S'il est pris acte du décollage économique de l'Afrique subsaharienne, présenté comme « une réalité porteuse d'espoir », la réponse à apporter au défi migratoire ne fournit rien de nouveau. Signe de l'absence de toute ébauche de stratégie à cet égard, alors que les risques à moyen et long termes sont considérables, la langue de bois revient en force : les auteurs se bornent à reconnaître que « les modalités de réponse à la crise migratoire ont ouvert des tensions fortes » au sein de l'Union européenne.

Sur le plan général et d'un point de vue opérationnel, la France aspire à acquérir, dans un cadre européen, une autonomie d'autant plus nécessaire que la solidité des alliances traditionnelles est remise en question par le feuilleton navrant qui se déroule à Washington. C'est là sans doute l'élément le plus novateur de cette Revue stratégique, qui parvient à énoncer une telle ambition en évitant le piège de la forfanterie et de l'arrogance, travers si souvent reprochés à la France.
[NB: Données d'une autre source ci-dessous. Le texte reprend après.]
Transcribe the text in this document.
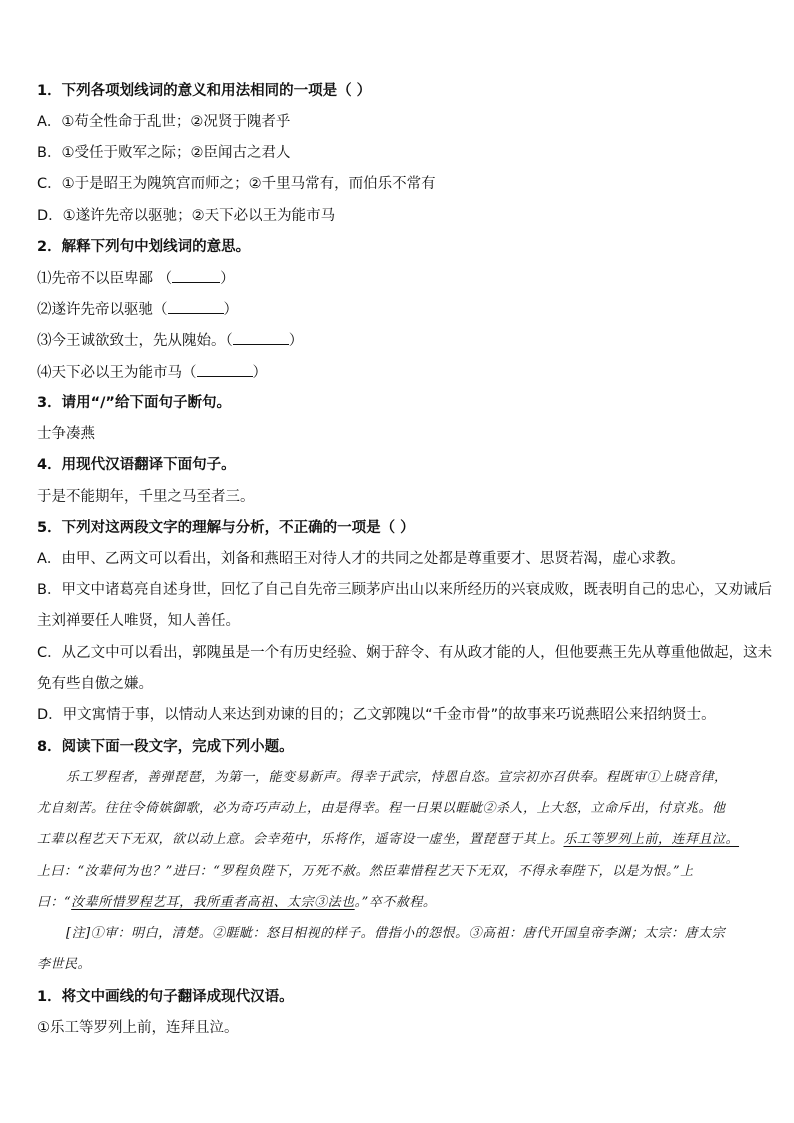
1．下列各项划线词的意义和用法相同的一项是（ ）
A．①苟全性命于乱世；②况贤于隗者乎
B．①受任于败军之际；②臣闻古之君人
C．①于是昭王为隗筑宫而师之；②千里马常有，而伯乐不常有
D．①遂许先帝以驱驰；②天下必以王为能市马
2．解释下列句中划线词的意思。
⑴先帝不以臣卑鄙 （	）
⑵遂许先帝以驱驰（	）
⑶今王诚欲致士，先从隗始。（	）
⑷天下必以王为能市马（	）
3．请用“/”给下面句子断句。
士争凑燕
4．用现代汉语翻译下面句子。
于是不能期年，千里之马至者三。
5．下列对这两段文字的理解与分析，不正确的一项是（ ）
A．由甲、乙两文可以看出，刘备和燕昭王对待人才的共同之处都是尊重要才、思贤若渴，虚心求教。
B．甲文中诸葛亮自述身世，回忆了自己自先帝三顾茅庐出山以来所经历的兴衰成败，既表明自己的忠心，又劝诫后
主刘禅要任人唯贤，知人善任。
C．从乙文中可以看出，郭隗虽是一个有历史经验、娴于辞令、有从政才能的人，但他要燕王先从尊重他做起，这未
免有些自傲之嫌。
D．甲文寓情于事，以情动人来达到劝谏的目的；乙文郭隗以“千金市骨”的故事来巧说燕昭公来招纳贤士。
8．阅读下面一段文字，完成下列小题。
乐工罗程者，善弹琵琶，为第一，能变易新声。得幸于武宗，恃恩自恣。宣宗初亦召供奉。程既审①上晓音律，
尤自刻苦。往往令倚嫔御歌，必为奇巧声动上，由是得幸。程一日果以睚眦②杀人，上大怒，立命斥出，付京兆。他
工辈以程艺天下无双，欲以动上意。会幸苑中，乐将作，遥寄设一虚坐，置琵琶于其上。乐工等罗列上前，连拜且泣。
上曰：“汝辈何为也？”进曰：“罗程负陛下，万死不赦。然臣辈惜程艺天下无双，不得永奉陛下，以是为恨。”上
曰：“汝辈所惜罗程艺耳，我所重者高祖、太宗③法也。”卒不赦程。
[注]①审：明白，清楚。②睚眦：怒目相视的样子。借指小的怨恨。③高祖：唐代开国皇帝李渊；太宗：唐太宗
李世民。
1．将文中画线的句子翻译成现代汉语。
①乐工等罗列上前，连拜且泣。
Même si cela n'est pas dit explicitement, il ressort que l'Afrique constitue le théâtre d'opérations le plus important pour Paris dans la mesure où le continent africain se trouve au confluent des menaces terroristes et migratoires tout en maintenant une proximité géographique, culturelle et politique, et encore économique, avec la France.
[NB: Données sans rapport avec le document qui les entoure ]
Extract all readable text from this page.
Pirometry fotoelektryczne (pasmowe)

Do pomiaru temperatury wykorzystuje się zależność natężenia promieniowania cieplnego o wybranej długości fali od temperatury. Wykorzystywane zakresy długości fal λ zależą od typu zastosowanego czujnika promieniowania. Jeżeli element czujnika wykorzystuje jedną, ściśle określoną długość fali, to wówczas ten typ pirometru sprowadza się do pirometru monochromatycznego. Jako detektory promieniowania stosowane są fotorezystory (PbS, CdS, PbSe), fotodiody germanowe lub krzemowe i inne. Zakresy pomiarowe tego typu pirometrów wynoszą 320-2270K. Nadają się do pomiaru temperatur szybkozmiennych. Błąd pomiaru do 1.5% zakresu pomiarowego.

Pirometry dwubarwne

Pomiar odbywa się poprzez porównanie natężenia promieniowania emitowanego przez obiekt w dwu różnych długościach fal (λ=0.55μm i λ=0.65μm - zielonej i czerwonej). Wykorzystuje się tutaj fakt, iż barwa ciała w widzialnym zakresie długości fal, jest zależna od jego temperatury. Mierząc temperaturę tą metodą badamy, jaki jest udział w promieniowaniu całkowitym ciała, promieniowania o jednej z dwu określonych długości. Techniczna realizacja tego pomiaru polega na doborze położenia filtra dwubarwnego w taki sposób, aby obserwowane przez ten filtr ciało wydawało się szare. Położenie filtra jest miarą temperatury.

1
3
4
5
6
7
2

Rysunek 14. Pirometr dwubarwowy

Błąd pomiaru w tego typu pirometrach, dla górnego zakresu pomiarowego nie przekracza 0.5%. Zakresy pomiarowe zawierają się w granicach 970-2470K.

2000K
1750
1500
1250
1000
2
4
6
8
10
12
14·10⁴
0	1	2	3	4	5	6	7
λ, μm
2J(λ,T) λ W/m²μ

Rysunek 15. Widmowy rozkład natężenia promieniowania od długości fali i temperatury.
« La consolidation des points d'appui militaires est indispensable » sur le Continent, relève la Revue stratégique. La France maintiendra donc ses forces prépositionnées. Les bases opérationnelles d'Abidjan et de Djibouti, ainsi que celle d'Abu Dhabi, seront préservées, ainsi que les pôles de coopération de Dakar et de Libreville, ce dispositif, parfois remis en cause, étant jugé comme « dimensionné au plus juste ».

Un recentrage cohérent

Cependant, dans un contexte de forte contrainte budgétaire, il est clair que la France ne peut assumer seule les missions de sécurisation en cours et souhaite que les pays de la région prennent en charge leur propre sécurité. L'opération Barkhane, qui mobilise quatre mille militaires français, est vouée à se fondre dans une force du G5 Sahel (Mali, Mauritanie, Niger, Burkina Faso, Tchad) lorsque celle-ci sera en mesure de se constituer et d'être financée.

L'annonce, fin octobre, par Washington d'une contribution de soixante millions de dollars, à la suite de la polémique suscitée aux états-Unis par la mort de quatre membres des Forces spéciales américaines au Niger, montre que les efforts de la France pour mobiliser la communauté internationale finissent par porter leurs fruits, même si l'on est encore loin du compte.

L'effondrement de l'« état islamique » en Syrie et en Irak, où la France participe à l'opération alliée, devrait libérer des moyens susceptibles d'être redéployés dans le Sahel, où la Libye demeure un foyer d'instabilité et d'agitation djihadiste. Ce recentrage des moyens opérationnels sur le Sud méditerranéen et l'Afrique, zones d'intérêt immédiat pour la sécurité de la France elle-même, est d'autant plus cohérent qu'il s'accompagne d'un effort diplomatique délicat pour la stabilisation de la Libye dans la foulée de la rencontre en juillet à la Celle- Saint-Cloud entre l'homme fort de l'Est libyen, le maréchal Haftar et le Premier ministre Fayez al-Sarraj.